644.2024.La rue du marché

Une belle rue qui conduisait de l’Hôtel de Ville au boulevard de la Ferrage en longeant le Marché Forville et la Miséricorde.
Nous habitions à l’angle de cette rue et du boulevard. Un quartier vivace, animé, humain. La foule se pressait au marché, les chevaux y charriaient les sacs de victuailles, les tonneaux de vin, le matériel des paysans venus présenter fruits, légumes ou volailles. Le boucher attendait le client à l’angle de la Rue Forville. Dans l’impasse voisine, le marchand de glace, Poët allait nous livrer un demi-pain de glace vive pour alimenter notre antique glacière. Plus loin,  Armand Spagnolli et son employé, les imprimeurs, s’activaient au milieu de leurs imposantes machines. Ah, l’odeur des encres, le bruit lancinant des rotatives, l’invincible puissance des massicots et ces mains enduites d’encre qu’il fallait frotter à la pâte Arma. Au premier étage, la directrice de l’Académie Provençale. Au troisième, une bien jolie fille que j’apercevais quelquefois, Mlle Cavasse ?  De l’autre côté, la grande quincaillerie Fioupou et toutes les autres boutiques dont celle de farces et attrapes.  Sans oublier enfin,  les nombreux croyants venus prier la Vierge de la Miséricorde.
Notre appartement avait une vue directe sur la Voie ferrée. Quel luxe ! Reste de ces temps anciens où le passage des trains attirait l’admiration des passants. Monstres noirs de puissance et leur ribambelle de wagons. La rue se terminait par un pont enjambant la voie ferrée. Une magnifique fontaine l’ornait.  De chaque côté l’eau coulait en permanence. Fraiche, potable, rafraichissante. Deux employés municipaux, embauchés par charité les frères Félix et Victor Gagliasso  venaient régulièrement l’entretenir. Une œuvre simple, belle, de l’eau limpide à profusion, tout un monde aujourd’hui  disparu ! De l’autre côté du pont, la Rue Pastour conduisait vers les hauts de Cannes à Stan et au Continental. Une ambiance bien différente de la grouillante rue du Marché.
Plus tard, on rebaptisa le tout : la rue devint Gazagnaire et le boulevard, Victor Tuby. Le modernisme apporta son trafic routier intense. Au fil des ans, les camions ne cessèrent de grossir, d’enfler, d’allonger.
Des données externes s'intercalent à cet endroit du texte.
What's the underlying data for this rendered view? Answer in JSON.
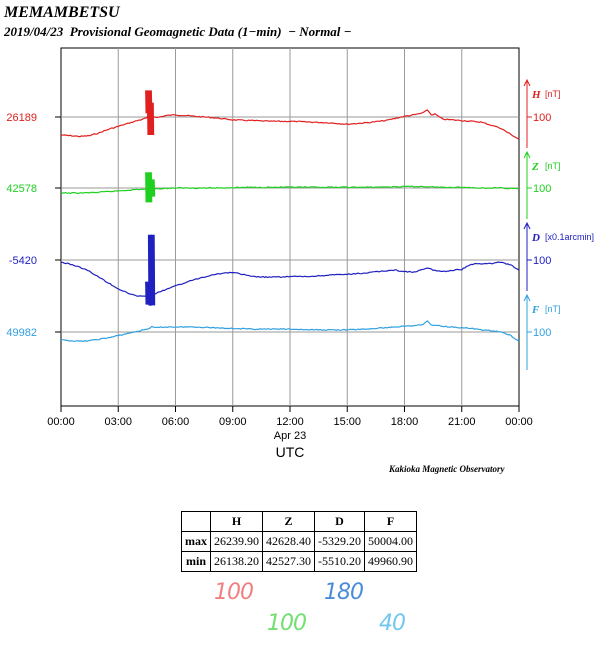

La rue ne pouvait en faire autant. Une vraie calamité quand, les voitures ayant proliféré, commencèrent à stationner n’importe où. Énervements, engueulades, clacksons.  
Le charme des trains avait lui aussi cessé d’opérer. Restait un passage continu et bruyant de jour comme de nuit. Mais là où mon cœur saigne c’est sur cette belle fontaine de ma jeunesse remplacée par un innommable escalier de ferraille rouillé.
Que voulez-vous, Monsieur, tout a une fin en ce monde ! disait Daudet.